Pensarnos ausentes, como pérdidas de otros, nos impele a hacer un esfuerzo de autorreflexión sobre quiénes hemos sido para los otros, y qué carencias deberíamos intentar menguar.
Aquí hay dos cuestiones que se están dando por supuestas y que creo que vale la pena mencionar. La primera es que ese lazo social -referido como nuestra huella en los otros- parece ser el sentido de nuestra existencia, y esta es una creencia que surge tras años de ponderar qué es lo fundamental para sentirnos más vivos y felices, y qué es accesorio. Fijémonos que esto implica que los otros también dejan rastro en cada uno de nosotros, y conjuntamente, religados, en término zubirianos, nos vamos constituyendo siempre dinámicamente como sujetos, es decir humanos capaces de decidir y actuar con la consciencia de cuál es nuestro margen de libertad y qué nos contamina o condiciona. A la postre, sabemos quiénes somos en un instante, y somos agentes de quiénes seremos en el instante siguiente. La segunda, en íntima relación con la primera, no tenemos en cuenta al otro por principios morales, sino porque es nuestra condición como humanos construirnos unos con los otros. No es una decisión, es la constatación de nuestra realidad. Y esto, obviamente, nos conduce a revisar qué interacciones e interdependencias hemos mantenido con los otros y hasta qué punto hemos contribuido a la explosión de su vida, que es la nuestra.

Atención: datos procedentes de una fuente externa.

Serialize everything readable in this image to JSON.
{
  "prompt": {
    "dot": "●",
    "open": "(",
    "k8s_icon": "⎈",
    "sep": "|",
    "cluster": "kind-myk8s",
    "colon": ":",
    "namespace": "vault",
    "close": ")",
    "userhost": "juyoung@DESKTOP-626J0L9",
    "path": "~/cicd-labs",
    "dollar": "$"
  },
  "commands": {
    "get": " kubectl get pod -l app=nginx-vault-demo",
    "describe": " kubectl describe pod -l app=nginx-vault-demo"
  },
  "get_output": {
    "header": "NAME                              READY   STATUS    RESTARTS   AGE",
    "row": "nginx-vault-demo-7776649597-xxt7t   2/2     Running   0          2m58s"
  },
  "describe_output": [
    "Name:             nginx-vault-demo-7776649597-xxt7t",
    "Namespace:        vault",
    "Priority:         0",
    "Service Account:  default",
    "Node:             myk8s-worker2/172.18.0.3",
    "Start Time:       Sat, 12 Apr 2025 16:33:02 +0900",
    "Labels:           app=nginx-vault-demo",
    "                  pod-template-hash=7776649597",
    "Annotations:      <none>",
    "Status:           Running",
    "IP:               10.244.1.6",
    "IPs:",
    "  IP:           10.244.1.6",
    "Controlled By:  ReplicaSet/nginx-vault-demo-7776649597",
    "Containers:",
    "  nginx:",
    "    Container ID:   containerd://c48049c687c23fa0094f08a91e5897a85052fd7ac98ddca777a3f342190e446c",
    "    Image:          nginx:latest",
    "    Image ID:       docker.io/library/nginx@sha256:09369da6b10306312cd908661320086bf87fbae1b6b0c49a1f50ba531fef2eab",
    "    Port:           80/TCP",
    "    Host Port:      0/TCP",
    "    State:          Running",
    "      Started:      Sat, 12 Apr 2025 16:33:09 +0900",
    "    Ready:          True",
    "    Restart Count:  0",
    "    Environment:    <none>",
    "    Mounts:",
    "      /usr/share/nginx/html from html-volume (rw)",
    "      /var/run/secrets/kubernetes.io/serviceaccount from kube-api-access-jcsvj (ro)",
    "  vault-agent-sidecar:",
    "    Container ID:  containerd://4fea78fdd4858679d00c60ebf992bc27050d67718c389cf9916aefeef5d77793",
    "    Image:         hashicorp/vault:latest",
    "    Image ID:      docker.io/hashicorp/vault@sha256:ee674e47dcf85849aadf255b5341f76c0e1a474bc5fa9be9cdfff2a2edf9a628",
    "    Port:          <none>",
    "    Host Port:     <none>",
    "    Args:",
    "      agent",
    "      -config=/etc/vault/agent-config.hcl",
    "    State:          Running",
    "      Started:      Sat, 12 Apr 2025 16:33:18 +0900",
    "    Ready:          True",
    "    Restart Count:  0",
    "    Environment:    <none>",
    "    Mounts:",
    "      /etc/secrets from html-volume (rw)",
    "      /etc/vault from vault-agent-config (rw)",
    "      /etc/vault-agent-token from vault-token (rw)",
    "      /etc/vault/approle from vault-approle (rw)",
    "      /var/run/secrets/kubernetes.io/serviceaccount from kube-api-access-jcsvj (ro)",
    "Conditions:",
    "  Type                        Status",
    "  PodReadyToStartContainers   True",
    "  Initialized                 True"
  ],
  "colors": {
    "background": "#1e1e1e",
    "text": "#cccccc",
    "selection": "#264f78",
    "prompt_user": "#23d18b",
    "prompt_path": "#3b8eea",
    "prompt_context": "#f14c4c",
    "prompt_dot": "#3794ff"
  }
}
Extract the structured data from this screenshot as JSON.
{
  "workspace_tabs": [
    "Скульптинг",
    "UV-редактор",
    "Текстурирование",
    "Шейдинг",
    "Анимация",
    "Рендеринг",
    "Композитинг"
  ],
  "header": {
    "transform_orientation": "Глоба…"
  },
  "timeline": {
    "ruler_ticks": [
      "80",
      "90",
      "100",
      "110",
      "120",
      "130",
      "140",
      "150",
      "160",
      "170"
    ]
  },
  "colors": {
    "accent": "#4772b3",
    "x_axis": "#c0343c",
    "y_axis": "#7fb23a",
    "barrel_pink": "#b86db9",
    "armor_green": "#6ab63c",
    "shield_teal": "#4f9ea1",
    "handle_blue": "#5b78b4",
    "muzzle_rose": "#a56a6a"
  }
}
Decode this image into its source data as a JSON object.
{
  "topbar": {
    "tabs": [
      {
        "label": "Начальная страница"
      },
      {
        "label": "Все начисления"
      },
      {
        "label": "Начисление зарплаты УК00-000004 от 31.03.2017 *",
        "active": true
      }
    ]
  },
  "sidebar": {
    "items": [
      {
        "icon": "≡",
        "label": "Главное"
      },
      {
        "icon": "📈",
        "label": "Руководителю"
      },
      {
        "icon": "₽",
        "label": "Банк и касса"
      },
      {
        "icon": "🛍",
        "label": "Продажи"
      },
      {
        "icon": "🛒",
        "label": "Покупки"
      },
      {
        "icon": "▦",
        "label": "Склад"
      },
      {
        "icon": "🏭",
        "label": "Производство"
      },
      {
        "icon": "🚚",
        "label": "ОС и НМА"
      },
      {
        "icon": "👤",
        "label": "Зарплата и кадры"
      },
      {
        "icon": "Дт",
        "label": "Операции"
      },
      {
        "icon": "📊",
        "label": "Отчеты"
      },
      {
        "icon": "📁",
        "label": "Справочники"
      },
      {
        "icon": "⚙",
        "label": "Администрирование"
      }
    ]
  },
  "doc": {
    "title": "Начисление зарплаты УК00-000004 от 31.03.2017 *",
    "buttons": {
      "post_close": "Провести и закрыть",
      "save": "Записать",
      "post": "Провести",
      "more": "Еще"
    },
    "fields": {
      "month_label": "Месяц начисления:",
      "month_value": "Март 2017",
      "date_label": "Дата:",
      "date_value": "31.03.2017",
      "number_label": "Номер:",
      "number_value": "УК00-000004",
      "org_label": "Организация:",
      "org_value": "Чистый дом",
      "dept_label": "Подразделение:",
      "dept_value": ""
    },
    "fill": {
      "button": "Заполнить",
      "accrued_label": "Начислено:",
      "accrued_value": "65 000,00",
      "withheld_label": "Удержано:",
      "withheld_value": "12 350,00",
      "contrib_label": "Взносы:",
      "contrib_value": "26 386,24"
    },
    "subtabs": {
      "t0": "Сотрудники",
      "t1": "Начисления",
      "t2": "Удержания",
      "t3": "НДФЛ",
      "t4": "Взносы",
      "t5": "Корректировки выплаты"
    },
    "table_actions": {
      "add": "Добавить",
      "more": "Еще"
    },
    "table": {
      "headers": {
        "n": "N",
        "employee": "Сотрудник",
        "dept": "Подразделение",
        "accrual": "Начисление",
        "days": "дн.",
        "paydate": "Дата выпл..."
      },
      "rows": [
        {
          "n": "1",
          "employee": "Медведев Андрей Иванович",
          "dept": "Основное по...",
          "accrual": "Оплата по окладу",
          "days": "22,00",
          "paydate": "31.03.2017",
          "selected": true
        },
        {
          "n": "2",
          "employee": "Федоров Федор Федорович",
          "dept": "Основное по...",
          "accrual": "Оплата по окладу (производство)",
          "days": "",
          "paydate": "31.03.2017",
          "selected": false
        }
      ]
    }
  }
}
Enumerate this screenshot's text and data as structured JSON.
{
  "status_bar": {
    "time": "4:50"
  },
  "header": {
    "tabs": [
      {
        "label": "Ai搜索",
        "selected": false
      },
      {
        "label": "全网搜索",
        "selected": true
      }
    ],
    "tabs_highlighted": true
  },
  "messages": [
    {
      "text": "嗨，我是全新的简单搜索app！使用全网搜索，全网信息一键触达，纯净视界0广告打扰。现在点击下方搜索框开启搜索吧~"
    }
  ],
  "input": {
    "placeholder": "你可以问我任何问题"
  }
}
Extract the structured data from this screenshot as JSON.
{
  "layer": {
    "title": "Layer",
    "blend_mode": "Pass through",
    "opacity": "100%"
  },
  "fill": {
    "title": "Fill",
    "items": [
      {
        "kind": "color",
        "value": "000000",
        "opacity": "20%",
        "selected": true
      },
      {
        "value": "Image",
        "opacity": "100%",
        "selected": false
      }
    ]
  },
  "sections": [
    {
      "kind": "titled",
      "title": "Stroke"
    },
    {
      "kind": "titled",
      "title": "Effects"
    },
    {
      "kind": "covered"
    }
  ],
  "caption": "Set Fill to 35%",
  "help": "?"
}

Bien pues volviendo a la cuestión inicial, y para simplificarlo, cuál nos gustaría que fuese el contenido de nuestro epitafio. Desde “fue uno de los mejores deportistas” hasta “Dio lo que tuvo”, pasando por “Se fue y nadie se percató”. Es evidente que el sentido de estas frases es indicativo de cuál fue el propósito principal de la existencia de cada una de esas personas ficticias que se hallan bajo esos supuestos epitafios. Por eso, este ejercicio simbólico, sobre todo porque lo de los epitafios parece cosa del pasado, nos facilita entender para qué hemos vivido y cómo queremos reorientar nuestra existencia.
Cabe aclarar que, lo que se propone, debe resonar en cada uno como algo interesante y casi necesario, no ningún tipo de normatividad que demarca quién vive profundamente y quién con frugalidad. Algo es significativo si resuena en el interior del sujeto y le resulta estimulante, contribuye a que viva mejor y a que se sienta más dignamente humano. Lo demás, es superfluo para ese sujeto. La diversidad y singularidad requiere que nos zafemos de lo impuesto externamente.
Que os sea fructífero ese epitafio a quienes os parece sugerente pensarlo. Solo aspiro, personalmente, a no ser incinerada bajo la indiferencia ajena.